Libertarians, of course, oppose subsidies. But given the state subsidizes a particular event, it's fair to argue such events should be inclusive. Thus, the lawsuit, while not directly supported by libertarian theory, is compatible with it.
Similarly, a 1996 Colorado suit pertains to legal inclusiveness:
The Libertarian Party of Colorado and its two candidates for U.S. House -- Richard Combs and W. Earl Allen -- lost a suit brought against the Colorado secretary of state alleging that state law discriminates against all candidates who are not members of either the Republican or Democratic party. Colorado law ensures that the top ballot position in all partisan races is always awarded to either the Republican or Democratic candidate... The suit was a civil rights action, alleging violation of the equal protection clause of the 14th Amendment to the U.S. Constitution, and infringements of freedom of speech and association guaranteed by the First and 14th amendments.
A more ambiguous case involves Ralph Shnelvar, the 2002 Colorado Libertarian candidate for governor. In an October 31, 2002 e-mail to the "lpco-chat" list, Shnelvar writes:
Dear Lovers of Liberty:
Shnelvar could have taken several actions that would have been uncontroversial from a libertarian perspective. He could have attempted to use moral suasion to talk the station into running the ad. He could have threatened a negative media campaign against the station or a boycott. He could have explained that the station would bear no legal liability by running the ad. He also could have attempted to argue the station was violating an agreed-upon contract. Obviously libertarians support legal recourse to enforce contracts.
What's controversial is Shnelvar's argument that it's appropriate to use an arbitrary law to force a private radio station owner to run ads.
Shnelvar cites Friedman's comments about living in rent-controlled apartments. At a certain level, it is simply impossible to avoid all interaction with unjust state policies. The state taxes nearly half our income and regulates every conceivable activity. Death is the only escape from the state (but even suicide and burials are state-regulated).

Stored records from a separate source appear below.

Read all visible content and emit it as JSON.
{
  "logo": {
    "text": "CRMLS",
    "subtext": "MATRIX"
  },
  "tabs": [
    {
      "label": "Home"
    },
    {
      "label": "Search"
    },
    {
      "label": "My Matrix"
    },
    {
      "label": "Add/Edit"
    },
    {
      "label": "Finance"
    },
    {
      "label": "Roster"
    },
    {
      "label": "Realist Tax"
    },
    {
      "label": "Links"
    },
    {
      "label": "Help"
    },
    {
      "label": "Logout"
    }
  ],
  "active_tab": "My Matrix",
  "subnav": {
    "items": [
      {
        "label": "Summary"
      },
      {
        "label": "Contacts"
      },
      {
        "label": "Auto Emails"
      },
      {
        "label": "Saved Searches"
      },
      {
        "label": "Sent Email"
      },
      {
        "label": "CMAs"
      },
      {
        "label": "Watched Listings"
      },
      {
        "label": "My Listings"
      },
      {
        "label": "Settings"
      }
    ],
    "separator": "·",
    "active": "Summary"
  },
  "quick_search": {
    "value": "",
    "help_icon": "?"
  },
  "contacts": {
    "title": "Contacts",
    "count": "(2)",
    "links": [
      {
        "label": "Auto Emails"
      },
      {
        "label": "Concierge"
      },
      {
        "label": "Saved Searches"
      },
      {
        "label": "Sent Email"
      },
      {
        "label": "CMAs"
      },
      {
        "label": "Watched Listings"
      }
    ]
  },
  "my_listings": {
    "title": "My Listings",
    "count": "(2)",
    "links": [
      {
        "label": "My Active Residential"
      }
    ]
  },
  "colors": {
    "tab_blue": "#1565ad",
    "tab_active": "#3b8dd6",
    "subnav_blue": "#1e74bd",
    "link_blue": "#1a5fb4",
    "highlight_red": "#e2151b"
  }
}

But does that mean "anything goes" for the libertarian? Should a business owner use the police to force out a competitor just because the law allows him to? Should a libertarian join the DEA and murder plant growers on midnight raids?
Ayn Rand argues, "The right to accept [government scholarships] rests on the right of the victims to the property (or some part of it) which was taken from them by force." Similarly, one person I know accepts Social Security payments on the grounds that he's recapturing the money taken from his kids by force. Of course, as Rand notes, libertarians must also advocate the repeal of such programs.
If we are merely attempting to recapture some tax dollars, or if we are taking advantage of a situation that would not otherwise be different (such as living in a rent-controlled apartment), arguably the libertarian can justifiably benefit from unjust laws (while advocating their repeal). But that's not what we're talking about in the case of legal suits (or threats of such) for (private) media access. We're talking about imposing a new property-rights violation on an innocent party. I don't see how that can possibly be justified on libertarian grounds.